Records show that DeAngelo’s dispensary spent $10,000 between October and December lobbying the legislature and the governor’s office on the state’s new medical marijuana regulations. However, DeAngelo denies that he asked Bonta’s office to introduce this bill.

“I don’t want a Steve DeAngelo clause,” DeAngelo told BuzzFeed News. “They may have thought by crafting something like this that it would win my support, but we are not backing this approach.”

Bonta’s legislative aide Max Mikalonis dismissed the bill’s importance, saying in an email that it "is not moving forward in the legislative process. It will be held in the Business and Professions committee without being taken up for a vote.” Mikalonis did not respond to a request for comment on the impetus for writing the bill in the first place or to questions about whether it had been written at the behest of DeAngelo.

As BuzzFeed News recently reported, marijuana and other drug-related felony convictions have been preventing thousands of qualified people from getting involved in the burgeoning legal cannabis industry.
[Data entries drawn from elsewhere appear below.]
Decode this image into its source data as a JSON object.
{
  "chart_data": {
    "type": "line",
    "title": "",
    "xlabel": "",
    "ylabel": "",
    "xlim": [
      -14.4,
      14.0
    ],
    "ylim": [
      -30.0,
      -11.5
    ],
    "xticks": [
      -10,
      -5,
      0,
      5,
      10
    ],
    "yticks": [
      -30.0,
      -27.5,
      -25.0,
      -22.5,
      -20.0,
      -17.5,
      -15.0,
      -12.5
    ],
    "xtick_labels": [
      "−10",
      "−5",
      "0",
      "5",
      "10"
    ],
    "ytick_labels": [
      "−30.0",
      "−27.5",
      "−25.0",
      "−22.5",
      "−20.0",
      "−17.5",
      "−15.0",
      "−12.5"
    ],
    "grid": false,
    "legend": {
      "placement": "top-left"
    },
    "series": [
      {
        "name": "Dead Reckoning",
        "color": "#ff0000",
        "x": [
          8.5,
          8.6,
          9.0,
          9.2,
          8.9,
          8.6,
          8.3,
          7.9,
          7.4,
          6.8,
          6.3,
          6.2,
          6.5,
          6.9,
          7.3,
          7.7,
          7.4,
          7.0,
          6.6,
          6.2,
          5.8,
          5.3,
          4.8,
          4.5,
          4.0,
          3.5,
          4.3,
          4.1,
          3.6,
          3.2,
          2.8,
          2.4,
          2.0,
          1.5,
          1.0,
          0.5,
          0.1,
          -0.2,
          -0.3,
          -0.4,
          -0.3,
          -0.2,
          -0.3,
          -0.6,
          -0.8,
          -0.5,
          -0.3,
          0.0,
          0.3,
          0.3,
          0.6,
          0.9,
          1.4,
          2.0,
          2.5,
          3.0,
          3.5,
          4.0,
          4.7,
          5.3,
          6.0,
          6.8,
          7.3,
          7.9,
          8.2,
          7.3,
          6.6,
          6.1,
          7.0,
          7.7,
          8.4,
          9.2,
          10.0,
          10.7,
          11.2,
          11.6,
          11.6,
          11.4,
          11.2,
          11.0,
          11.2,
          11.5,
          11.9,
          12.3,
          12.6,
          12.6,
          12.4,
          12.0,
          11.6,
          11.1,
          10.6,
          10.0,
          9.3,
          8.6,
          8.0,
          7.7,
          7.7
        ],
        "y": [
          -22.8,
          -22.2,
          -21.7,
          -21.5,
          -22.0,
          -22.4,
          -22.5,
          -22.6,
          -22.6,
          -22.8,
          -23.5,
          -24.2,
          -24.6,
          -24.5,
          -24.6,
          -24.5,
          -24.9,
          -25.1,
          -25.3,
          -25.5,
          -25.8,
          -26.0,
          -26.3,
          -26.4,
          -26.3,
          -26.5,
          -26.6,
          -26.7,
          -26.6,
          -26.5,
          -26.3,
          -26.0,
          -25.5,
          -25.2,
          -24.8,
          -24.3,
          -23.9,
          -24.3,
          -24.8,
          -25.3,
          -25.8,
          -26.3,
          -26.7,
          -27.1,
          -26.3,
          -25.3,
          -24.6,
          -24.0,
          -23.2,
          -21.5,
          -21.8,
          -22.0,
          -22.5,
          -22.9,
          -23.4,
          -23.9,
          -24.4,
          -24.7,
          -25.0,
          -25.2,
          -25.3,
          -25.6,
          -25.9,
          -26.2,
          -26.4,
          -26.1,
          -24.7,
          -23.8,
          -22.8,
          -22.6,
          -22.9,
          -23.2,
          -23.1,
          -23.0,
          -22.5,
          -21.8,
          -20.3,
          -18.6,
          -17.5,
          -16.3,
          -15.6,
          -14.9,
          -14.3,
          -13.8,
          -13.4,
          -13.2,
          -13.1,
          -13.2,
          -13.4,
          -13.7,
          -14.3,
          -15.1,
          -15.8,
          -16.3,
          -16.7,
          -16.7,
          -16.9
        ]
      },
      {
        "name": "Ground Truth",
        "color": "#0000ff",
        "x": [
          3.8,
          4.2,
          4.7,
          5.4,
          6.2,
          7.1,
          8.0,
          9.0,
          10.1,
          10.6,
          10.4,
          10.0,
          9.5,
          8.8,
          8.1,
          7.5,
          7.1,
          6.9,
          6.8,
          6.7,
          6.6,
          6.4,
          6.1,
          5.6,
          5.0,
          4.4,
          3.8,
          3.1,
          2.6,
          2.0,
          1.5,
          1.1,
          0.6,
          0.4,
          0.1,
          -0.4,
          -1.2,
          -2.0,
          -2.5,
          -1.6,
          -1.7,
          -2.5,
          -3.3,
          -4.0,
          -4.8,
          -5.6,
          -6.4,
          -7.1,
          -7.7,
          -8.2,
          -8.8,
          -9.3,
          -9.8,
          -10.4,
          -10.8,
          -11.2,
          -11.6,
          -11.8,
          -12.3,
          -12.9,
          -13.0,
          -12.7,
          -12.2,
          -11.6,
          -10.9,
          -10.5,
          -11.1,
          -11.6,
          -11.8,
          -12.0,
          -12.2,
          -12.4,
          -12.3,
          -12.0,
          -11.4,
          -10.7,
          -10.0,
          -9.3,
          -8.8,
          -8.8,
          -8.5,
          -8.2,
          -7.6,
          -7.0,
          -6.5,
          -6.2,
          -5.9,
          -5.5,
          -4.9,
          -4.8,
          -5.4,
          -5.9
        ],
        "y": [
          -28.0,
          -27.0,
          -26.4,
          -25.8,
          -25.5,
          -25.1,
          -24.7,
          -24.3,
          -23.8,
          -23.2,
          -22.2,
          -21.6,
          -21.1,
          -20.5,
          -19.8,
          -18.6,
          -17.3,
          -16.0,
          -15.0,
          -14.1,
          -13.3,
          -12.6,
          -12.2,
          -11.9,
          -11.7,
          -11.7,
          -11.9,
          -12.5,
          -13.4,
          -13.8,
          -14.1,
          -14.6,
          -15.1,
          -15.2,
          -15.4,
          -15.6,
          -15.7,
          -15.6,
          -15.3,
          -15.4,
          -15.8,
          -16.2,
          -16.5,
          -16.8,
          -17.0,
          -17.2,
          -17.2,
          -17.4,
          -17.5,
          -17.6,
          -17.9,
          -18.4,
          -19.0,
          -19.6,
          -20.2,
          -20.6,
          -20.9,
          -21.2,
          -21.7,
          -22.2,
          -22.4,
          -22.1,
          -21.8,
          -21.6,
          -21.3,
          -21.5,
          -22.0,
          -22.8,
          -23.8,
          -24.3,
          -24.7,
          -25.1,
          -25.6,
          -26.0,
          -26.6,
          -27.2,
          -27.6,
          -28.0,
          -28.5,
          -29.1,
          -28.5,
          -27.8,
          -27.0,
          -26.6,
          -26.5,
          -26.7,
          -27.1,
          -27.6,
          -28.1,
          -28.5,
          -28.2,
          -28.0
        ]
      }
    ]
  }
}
Laws excluding drug felons disproportionately affect people of color, who are significantly more likely to get arrested for narcotics crimes, even though people of all races use and sell drugs at the same rates.

Law enforcement and legislators in every state with legal marijuana have decided to prevent most drug felons from participating in order to keep the industry ostensibly free of criminals. However, white people with experience on the black market who do not have drug felony convictions are often sought after by investors and state licensing boards for their cannabis expertise.

DeAngelo is very conscious of these racial dynamics and often discusses them in public.

“Of course Steve DeAngelo is going to get a license. Steve DeAngelo is white,” DeAngelo told BuzzFeed News. "He is articulate, and he’s able to present his case. What I’m concerned about is all the black and brown people who have been arrested at wildly disproportionate rates."

A handful of people in the marijuana industry expressed skepticism about DeAngelo’s commitment to civil rights over his own bottom line, and not only because of this one bill. Although he often claims to advocate for open markets, DeAngelo has lobbied to limit the number of store-front dispensaries in Oakland, where his own flagship store is located. And while he has recently criticized the mandatory distribution layer of California’s new medical marijuana regulations, claiming to speak on behalf of small farmers, others argue that having a separate entity move cannabis from farm to dispensary is necessary to protect farmers from federal raids and prosecution by proving they aren't diverting cannabis to illegal markets.

"Certain people put a lot of money and invest a lot of money in shaping the perception of who they are in the public,” said Sean Kiernan, a veteran who uses medical cannabis for his PTSD and helps provide marijuana for other vets through the Weed for Warriors Project. “The fact that he gets special treatment, or someone gets special treatment, just raises red flags to me.”